BRACHTENBACH, DOLLIVER, DURHAM, SMITH, GUY, and JOHNSON, JJ., concur.
NOTES
[1] The Court of Appeals listed the following limitation periods, which have not been challenged: claims under RCW 49.60 must be filed within the 3-year limitation of RCW 4.16.080, Lewis v. Lockheed Shipbuilding & Constr. Co., 36 Wash. App. 607, 613, 676 P.2d 545 (1984); claims based on the age discrimination in employment act must be commenced within 2 years, except that claims for willful violations may be commenced within 3 years, 29 U.S.C. § 626(e), § 255; in Washington, claims under 42 U.S.C. § 1983 must be filed within 3 years, Rose v. Rinaldi, 654 F.2d 546, 547 (9th Cir.1981); claims for wrongful discharge are subject to the 3-year statute of limitations under RCW 4.16.080; and the tort of outrage is subject to a 2-year limitation, Rayburn v. Seattle, 42 Wash. App. 163, 709 P.2d 399 (1985), review denied, 105 Wash. 2d 1007 (1986). Douchette, 58 Wn. App. at 826 n. 1.
[2] RCW 4.16.080(2) provides: "[a]n action for ... any other injury to the person or rights of another" not otherwise enumerated in the act must be brought within 3 years.
[3] 29 U.S.C. § 621 et seq. (1976).
[4] The parties dispute whether the District complied with the federal notice requirement by posting notices to employees of their rights under the federal act. Douchette asserts she received no notice until she contacted the EEOC in June 1983. The District asserts it complied with the notice requirement by posting the required notice in its administrative offices. It further asserts it provided Douchette a copy of the District's nondiscrimination policy.
[5] Douchette timely filed her EEOC claim.
[6] If the EEOC had actively been pursuing some type of nonjudicial resolution of the complaint, there might be a valid reason to toll the statute of limitation. Thus we do not rule out the possibility for future cases that equitable grounds might exist which justify a tolling of the statute of limitation in a discrimination case.
[7] 27 Am.Jur.2d Equity § 107 (1966).
[8] The District asserts such a claim does not even exist. It argues because RCW 49.60 provides a sufficient remedy, there is no need for a common law tort remedy for wrongful discharge under the public policy exception in Thompson. We have not yet decided whether an employee may have such a common law remedy in addition to the statutory remedy. See Bennett v. Hardy, 113 Wash. 2d 912, 923, 784 P.2d 1258 (1990) and Grimwood v. University of Puget Sound, Inc., 110 Wn.2d at 367. In determining the cause of action for wrongful discharge accrued on February 15, 1983, the Court of Appeals assumed such an action exists. See 58 Wn. App. at 827-28. Because neither Douchette nor the lower courts addressed the issue and because we determine the cause of action, if any, accrued February 15, 1983, we do not decide the issue in this case.

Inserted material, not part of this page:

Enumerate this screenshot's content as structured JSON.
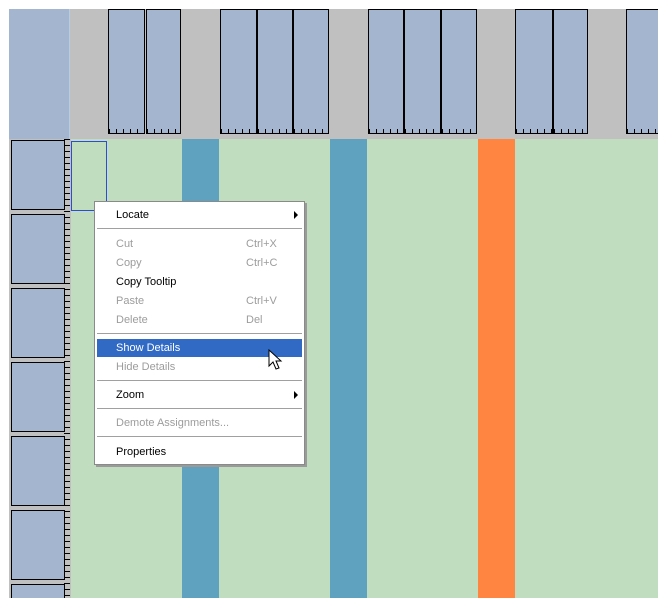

[9] We find persuasive the Supreme Court's ruling that the discharge of an employee is effective the date the employer communicates notice of termination (or intent to terminate at a specific date), to the employee. We note that in a claim for constructive discharge, the date may be the date the employee gives notice to the employer or the last day of actual employment. Because we do not decide the issue of whether an employee has a common law claim for constructive discharge under Thompson in addition to the statutory remedy, we do not decide the date on which such a claim accrues. Our holding today is limited to the facts of the case.